KBRN, Bukittinggi : Untuk membayar klaim Rumah Sakit, Badan Penyelenggara Jaminan Sosial (BPJS) Kesehatan kucurkan dana RP11 triliun, dan juga membayarkan Rp1,1 triliun dalam bentuk dana kapitasi kepada Fasilitas Kesehatan Tingkat Pertama (FKTP).

Seperti halnya BPJS Kesehatan Cabang Bukittinggi kata Yessy Rahimi, menurutnya, setiap tanggal 15 setiap bulannya, merupakan tanggal pembayaran kapitasi untuk FKTP. Setiap tagihan klaim rumah sakit yang lolos verifikasi dan susah jatuh tempo, akan dibayarkan BPJS kesehatan dengan mekanisme first in first out.

Urutan pembayarannya sebut Yessy Rahimi yang merupakan Kepala BPJS Kesehatan Cabang Bukittinggi, disesuaikan dengan catatan, dan Rumah sakit yang terlebih dulu mengajukan berkas dengan lengkap, dan transaksi pembayaran klaimnya akan di proses terlebih dulu.

“Khusus untuk wilayah kerja kantor cabang Bukittinggi, yang mencakup kota Bukittinggi, Agam, Pasaman, Pasaman Barat dan Padang Panjang, terdapat 130 FKTP dan 15 rumah sakit. Dari jumlah itu, telah dibayar dana kapitasi dan tagihan klaimnya oleh BPJS Kesehatan, sebesar, Rp 199.219.456.599,-,” jelasnya, Selasa (16/4/2019).

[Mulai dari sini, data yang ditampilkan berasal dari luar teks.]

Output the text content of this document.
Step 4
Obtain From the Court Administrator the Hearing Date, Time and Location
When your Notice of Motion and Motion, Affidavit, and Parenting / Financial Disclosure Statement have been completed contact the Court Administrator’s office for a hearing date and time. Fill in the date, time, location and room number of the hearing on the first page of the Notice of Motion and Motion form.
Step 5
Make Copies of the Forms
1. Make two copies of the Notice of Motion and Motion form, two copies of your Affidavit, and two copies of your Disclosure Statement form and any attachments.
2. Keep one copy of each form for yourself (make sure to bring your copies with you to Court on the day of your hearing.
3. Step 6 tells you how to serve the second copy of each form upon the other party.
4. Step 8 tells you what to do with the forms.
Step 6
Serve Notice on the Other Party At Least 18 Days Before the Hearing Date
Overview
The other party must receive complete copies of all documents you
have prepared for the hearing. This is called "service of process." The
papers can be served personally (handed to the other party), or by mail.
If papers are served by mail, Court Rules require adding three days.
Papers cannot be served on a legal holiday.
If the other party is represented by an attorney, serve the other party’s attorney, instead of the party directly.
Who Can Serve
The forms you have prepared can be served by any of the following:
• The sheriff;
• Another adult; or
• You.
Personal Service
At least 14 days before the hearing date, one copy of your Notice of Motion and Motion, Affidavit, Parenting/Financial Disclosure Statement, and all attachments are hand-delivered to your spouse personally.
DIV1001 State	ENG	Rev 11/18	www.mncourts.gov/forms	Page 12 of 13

Yessy Rahimi menambahkan, jumlah itu merupakan tagihan sejak Januari hingga April 2019. Dimana dari jumlah itu, telah dibayarkan kapitasi Puskesmas di wilayah kerja Bukittinggi Rp 23,6 miliar, non kapitasi, Rp 4,5 miliar dan untuk Rumah Sakit sebesar Rp 171 miliar.

“Kami dari BPJS kesehatan, tidak ada menunggak ke rumah sakit sampai dua bulan, seperti wacana yang berkembang saat ini. Bahkan, pada tahun 2018 lalu, kami mengalami defisit, karena iuran yang kami terima hanya berkisar Rp 180 milyar lebih, sedangkan tagihan di setiap faskes mencapai Rp 500 milyar lebih," ungkapnya.

Sementara itu sambung Yessy Rahimi, sebanyak 85% penduduk Bukittinggi telah terdaftar sebagai peserta JKN KIS, Padang Panjang sebanyak 99%, Agam 82%, Pasaman 95,6% dan Pasaman Barat 75,37%. Namun pada umumnya, 50% dari seluruh peserta JKN-KIS masih menunggak.

"Untuk itu, kami berharap kepada seluruh peserta JKN-KIS untuk dapat segera melunasi seluruh tunggakan, agar proses administrasi BPJS Kesehatan dapat berjalan lancar," tukasnya.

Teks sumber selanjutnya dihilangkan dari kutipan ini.